Des courriels datant de 2008, obtenus par voie judiciaire par Darrel Issa, l’un des dirigeants de la Commission de surveillance et de réforme gouvernementale de la Chambre de représentants, révèlent que la Réserve fédérale de New York, dirigée à l’époque par Timothy Geithner, avait demandé au géant américain de l’assurance en faillite, AIG, de faire de la rétention d’information concernant ses remboursements aux banques qui lui avaient prêté de l’argent ou en guise de dédommagement des contrats de garanties signés avec AIG.

Il s’agissait, en particulier, de ne pas révéler au public qu’AIG s’apprêtait à rembourser ses contreparties à 100%, avec l’argent des contribuables, afin qu’elles liquident leurs comptes de CDS (assurances hyper-spéculatives sur le risque de crédits). Parmi les banques qui ont été pleinement remboursées figuraient Goldman Sachs, ainsi que de nombreuses banques européennes telle que la Société Générale, Deutsche Bank, UBS ou Calyon (filiale du Crédit Agricole). Cette décision n’avait été rendue publique que fin 2008.

Selon Darrel Issa : « il apparaît que la Fed de New York a exercé des pressions sur AIG pour limiter et retarder la publication d’informations importantes. Selon les lois de sécurité de notre nation, le contribuable a le droit à une information pleine et entière, non pas à la rétention d’informations politiquement sensibles. Les échanges de courriels montrent que la Fed a exercé des pressions sur la compagnie afin d’empêcher que les détails ne soient révélés au grand jour. »

Le New York Post cite le consultant Chris Whalen, qui affirme que la Réserve fédérale de New York n’a pas le droit d’empêcher « la publication des comptes rendus par une compagnie sous l’emprise de l’agent de surveillance des marchés financiers américains, la Securities and Exchange Commission (SEC) [telle qu’AIG à cette époque] sans violer la Loi Securities and Exchange de 1934. Des représentants officiels privés de la Réserve fédérale, même bien intentionnés, ne peuvent pas être exemptés de cette loi (…) Je pense que [Geithner] a violé la loi. Je pense qu’il doit être tenu pour responsable. »

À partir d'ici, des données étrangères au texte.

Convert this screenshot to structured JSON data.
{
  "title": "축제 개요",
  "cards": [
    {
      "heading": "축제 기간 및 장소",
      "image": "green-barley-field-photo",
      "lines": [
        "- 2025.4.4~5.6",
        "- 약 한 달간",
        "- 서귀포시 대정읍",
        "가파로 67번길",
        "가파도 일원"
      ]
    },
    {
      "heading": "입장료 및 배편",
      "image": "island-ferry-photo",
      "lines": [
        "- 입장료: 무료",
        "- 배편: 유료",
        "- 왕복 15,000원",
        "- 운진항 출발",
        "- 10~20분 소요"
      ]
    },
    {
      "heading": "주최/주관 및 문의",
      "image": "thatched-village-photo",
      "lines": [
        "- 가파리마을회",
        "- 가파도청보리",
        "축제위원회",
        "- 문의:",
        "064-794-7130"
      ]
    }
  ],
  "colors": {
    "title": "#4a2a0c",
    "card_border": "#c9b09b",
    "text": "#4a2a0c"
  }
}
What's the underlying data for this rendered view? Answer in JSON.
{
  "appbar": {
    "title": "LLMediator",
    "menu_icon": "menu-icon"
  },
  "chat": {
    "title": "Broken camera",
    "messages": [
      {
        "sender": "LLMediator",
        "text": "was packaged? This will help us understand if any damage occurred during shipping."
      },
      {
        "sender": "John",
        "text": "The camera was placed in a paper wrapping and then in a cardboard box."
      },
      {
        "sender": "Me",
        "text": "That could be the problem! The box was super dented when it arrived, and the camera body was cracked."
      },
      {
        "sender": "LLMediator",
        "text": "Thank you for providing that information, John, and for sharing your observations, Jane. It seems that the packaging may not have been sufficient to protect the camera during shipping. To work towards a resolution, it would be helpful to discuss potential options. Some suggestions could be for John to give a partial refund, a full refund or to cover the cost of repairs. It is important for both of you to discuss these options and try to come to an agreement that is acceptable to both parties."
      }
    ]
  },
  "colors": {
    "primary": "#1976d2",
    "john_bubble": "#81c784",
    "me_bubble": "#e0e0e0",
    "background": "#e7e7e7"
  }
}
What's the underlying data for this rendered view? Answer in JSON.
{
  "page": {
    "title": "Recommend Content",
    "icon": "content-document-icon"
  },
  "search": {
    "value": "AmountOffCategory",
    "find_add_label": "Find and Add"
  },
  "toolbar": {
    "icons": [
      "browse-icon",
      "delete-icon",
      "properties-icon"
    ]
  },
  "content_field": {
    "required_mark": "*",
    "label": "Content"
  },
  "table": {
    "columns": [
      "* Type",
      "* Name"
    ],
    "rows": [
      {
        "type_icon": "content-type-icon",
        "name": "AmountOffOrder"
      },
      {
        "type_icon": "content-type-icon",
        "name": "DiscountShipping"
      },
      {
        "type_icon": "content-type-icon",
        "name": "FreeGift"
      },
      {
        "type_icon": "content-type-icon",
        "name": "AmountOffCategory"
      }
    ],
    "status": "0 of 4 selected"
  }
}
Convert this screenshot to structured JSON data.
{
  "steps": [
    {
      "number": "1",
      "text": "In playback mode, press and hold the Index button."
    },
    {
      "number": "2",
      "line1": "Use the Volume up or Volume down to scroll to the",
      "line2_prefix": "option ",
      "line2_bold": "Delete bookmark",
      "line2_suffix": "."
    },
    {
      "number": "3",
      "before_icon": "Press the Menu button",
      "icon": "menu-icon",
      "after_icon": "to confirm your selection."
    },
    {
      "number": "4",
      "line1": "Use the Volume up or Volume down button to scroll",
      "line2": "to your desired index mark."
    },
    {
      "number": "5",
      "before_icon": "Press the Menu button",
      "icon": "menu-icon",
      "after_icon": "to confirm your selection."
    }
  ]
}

Toujours selon le même journal : « Certains pensent que Geithner, bien que soutenu par le Président Obama, sera obligé de démissionner dans les six prochains mois. » John Carney, du blog Business Insider est d’accord. « Nous voudrions que Geithner parte maintenant », mais, « il y a peu de chance que cela ait lieu. L’administration Obama ne peut pas se permettre le moindre signe de faiblesse. » Il est fort probable qu’il partira après les élections de mi-mandat, lorsque les démocrates « seront à la recherche de boucs émissaires ».

En tous les cas Tim Geithner devra répondre de ses actes le 18 janvier devant la Commission de supervision du gouvernement au Congrès.

Pour l’économiste démocrate Lyndon LaRouche, « si Geithner est éconduit, ce sera l’enfer pour l’administration Obama, qui pourrait bien tomber d’un seul coup », faisant référence à l’occasion qui se présenterait de vider la Maison Blanche de toute la clique pro-Wall Street qui a conçu la politique criminel d’Obama, en premier lieu sa réforme de la santé.